Macias launched a 0-2 offering over the right field wall for his first hit of the day, driving in two. After lining out in his second at bat, Macias took another two-strike pitch and laced a single to add his third RBI of the afternoon. His third hit was another liner and he would come around to score – accounting for four of the seven Triple-A runs.
|Drew Macias trots around the bases after his homer.|
Macias' approach has changed and he has a loose, easy swing, not trying to do too much with the ball and simply getting the bat head out and letting his natural swing do the rest.
It prompted Tony Muser, the Padres Rookie League manager, to say aloud, "Who is his hitting coach? He hit a bomb his first at bat and has been right on the ball."
He wasn't the only one.
Nic Crosta is seeing the dividends from his ten-month battle to change his swing. The goal was to change his flight path to the ball to get more consistent contact and cut down on those high pop-ups.
Sunday, Crosta hit a ringing double and added a three-run homer. It is the second day in a row he has homered off the opposition.
"It is coming along," Crosta said with a smile. "The goal is to hit .300 in the majors and not .382 in Fort Wayne. You have to listen to the big guys – they know what they are talking about."

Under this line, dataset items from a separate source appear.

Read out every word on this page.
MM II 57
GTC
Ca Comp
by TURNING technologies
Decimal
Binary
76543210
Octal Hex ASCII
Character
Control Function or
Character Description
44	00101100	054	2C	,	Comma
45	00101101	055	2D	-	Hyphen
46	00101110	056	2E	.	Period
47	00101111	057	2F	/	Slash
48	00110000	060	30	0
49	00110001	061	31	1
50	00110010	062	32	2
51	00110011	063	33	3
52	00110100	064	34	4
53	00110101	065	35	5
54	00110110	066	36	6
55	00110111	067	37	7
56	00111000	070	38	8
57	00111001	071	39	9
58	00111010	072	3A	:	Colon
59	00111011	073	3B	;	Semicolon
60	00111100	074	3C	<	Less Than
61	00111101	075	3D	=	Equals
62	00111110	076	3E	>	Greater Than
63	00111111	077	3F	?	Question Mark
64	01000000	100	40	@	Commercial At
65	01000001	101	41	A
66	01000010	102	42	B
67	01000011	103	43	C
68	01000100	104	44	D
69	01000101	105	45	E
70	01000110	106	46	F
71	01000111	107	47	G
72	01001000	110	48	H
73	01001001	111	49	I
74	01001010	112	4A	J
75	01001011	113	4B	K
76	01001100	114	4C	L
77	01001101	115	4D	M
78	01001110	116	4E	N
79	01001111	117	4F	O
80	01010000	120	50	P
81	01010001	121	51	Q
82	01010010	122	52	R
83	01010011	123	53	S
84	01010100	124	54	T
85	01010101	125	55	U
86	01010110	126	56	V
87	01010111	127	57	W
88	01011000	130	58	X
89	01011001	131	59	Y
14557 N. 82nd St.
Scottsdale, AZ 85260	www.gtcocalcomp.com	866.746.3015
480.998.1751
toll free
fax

Chad Huffman thought he would get into Saturday's game but got the call as a designated hitter on Sunday. His bat is clearly still the real deal.
Huffman hit a double to right-center in the second inning and slammed a two-run homer later in the game.
The outfielder is coming off a hamstring injury that occurred while running the 60-yard dash.
Will Venable was back down from the big league side of the park and doubled in a run and added a sacrifice fly. He continues to show a patient approach, waiting for his pitch and driving it.
On the pitching front, things weren't nearly as good. The Double-A team was playing a very aggressive Kansas City squad and they were first-pitch swinging. It worked against the Padres philosophy of throwing first-pitch strikes.
Steve Delabar allowed a run in the first, worked efficiently in the second and was hammered in the third for five runs.
"I got a little tired (in the third)," Delabar admitted. "I also left a few up in the zone. I have some things to work on."
"They were a fastball aggressive team," Manny Ayala said. "And our philosophy is obviously to command the fastball and get ahead in the count."
Ayala's changeup did save him from bigger innings but he could not find a way to work off of his off-speed pitches with the Royals being aggressive.
The Padres would end up losing the Double-A game by a score of 13-12.
Ryan Trytten had a rough go of things in the Triple-A game. He was leaving balls up and was overthrowing, trying to hit 100 MPH on the radar gun. It resulted in him flying open and leaving pitches over the heart of the plate.
Leo Rosales, on the other hand, was on point, throwing first-pitch strikes to each batter he faced and inducing three ground ball outs.
Jose Oyervidez flashed his electric stuff, showing a lot of movement on his pitches. He did hang two curveballs but was around the zone for much of the day.
The Triple-A game ended in a 7-7 tie.